Private ND 290739 OS: 12 KW14 8XH
OPEN: House open early May-Sep, daily 10.20-16.00; shop and tea room open until 17.00. Weddings.
Tel: 01847 851473 Web: www.castleofmey.org.uk
The Castle of Mey is an altered 16th-century Z-plan tower house. It consists of a main block of three storeys and an attic, with four-storey square towers, one a stair-tower, at opposite corners. Stair turrets rise in the re-entrant angles above first-floor level. Corbelled-out bartizans crown some corners. The walls are pierced by gunloops, but many of the windows have been enlarged. There was a walled courtyard. The building was extended and altered in the 18th century, in 1819 by William Burn, and again in 1957. There is an attractive walled garden.
The original entrance led to a stair and into the vaulted basement. The basement contains the original kitchen, with a large fireplace, the wine-cellar, and another cellar. A second stair climbs to the floor above. The hall was on the first floor, with private chambers in the square tower and floors above.
The lands originally belonged to the Bishop of Caithness, but in 1566 were acquired by the Sinclair Earls of Caithness, who built the castle.

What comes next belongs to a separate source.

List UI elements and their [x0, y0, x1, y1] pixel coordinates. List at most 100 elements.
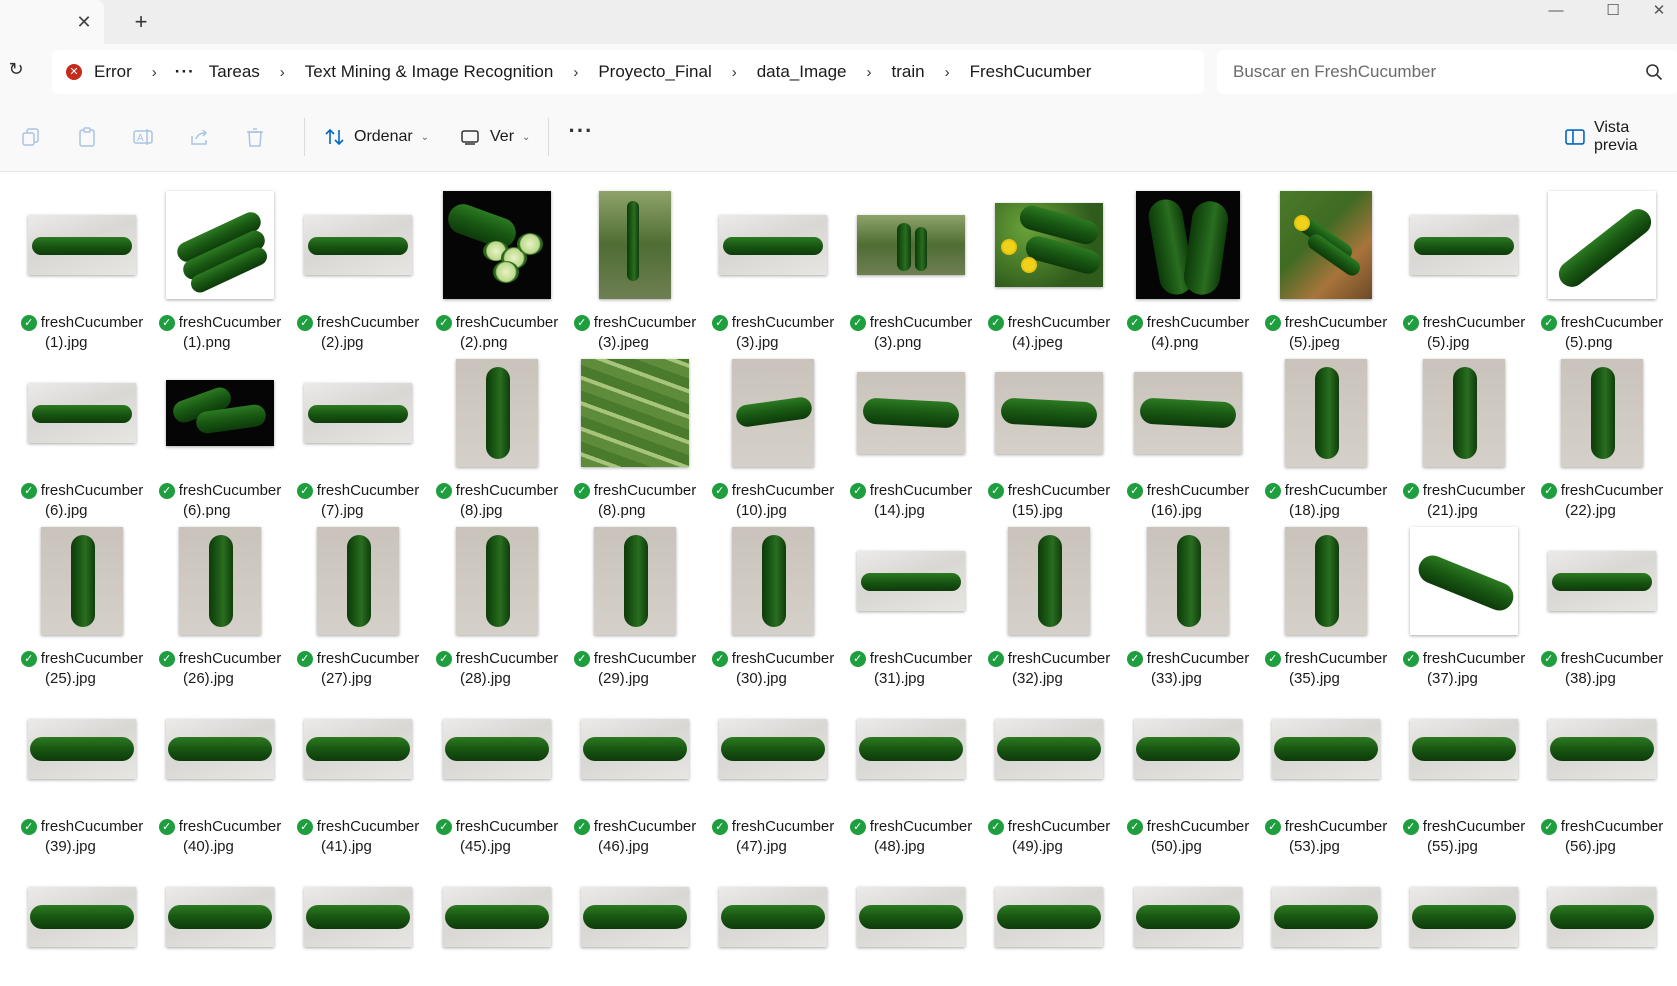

George, 6th Earl, bankrupted the family, and the earldom was claimed by the Campbells, although this was disputed by Sinclair of Keiss. The Sinclairs eventually recovered the earldom and castle. MacLeod of Assynt, who betrayed the Marquis of Montrose, was imprisoned in the castle.
Sir James Sinclair of Mey is on record in 1704. In 1952 the property was sold to Her Majesty Queen Elizabeth the Queen Mother, who had it restored. She used the castle every summer until her death in 2002, and the property then went to The Castle of Mey Trust.
The castle is said to be haunted by the ghost of Lady Fanny, a daughter of George, 5th Earl, who himself died in 1643. She fell in love with a ploughman, and her father had her imprisoned in one of the attic rooms. She threw herself from one of the windows, and her sad spectre, a ‘Green Lady’, reportedly haunts the castle.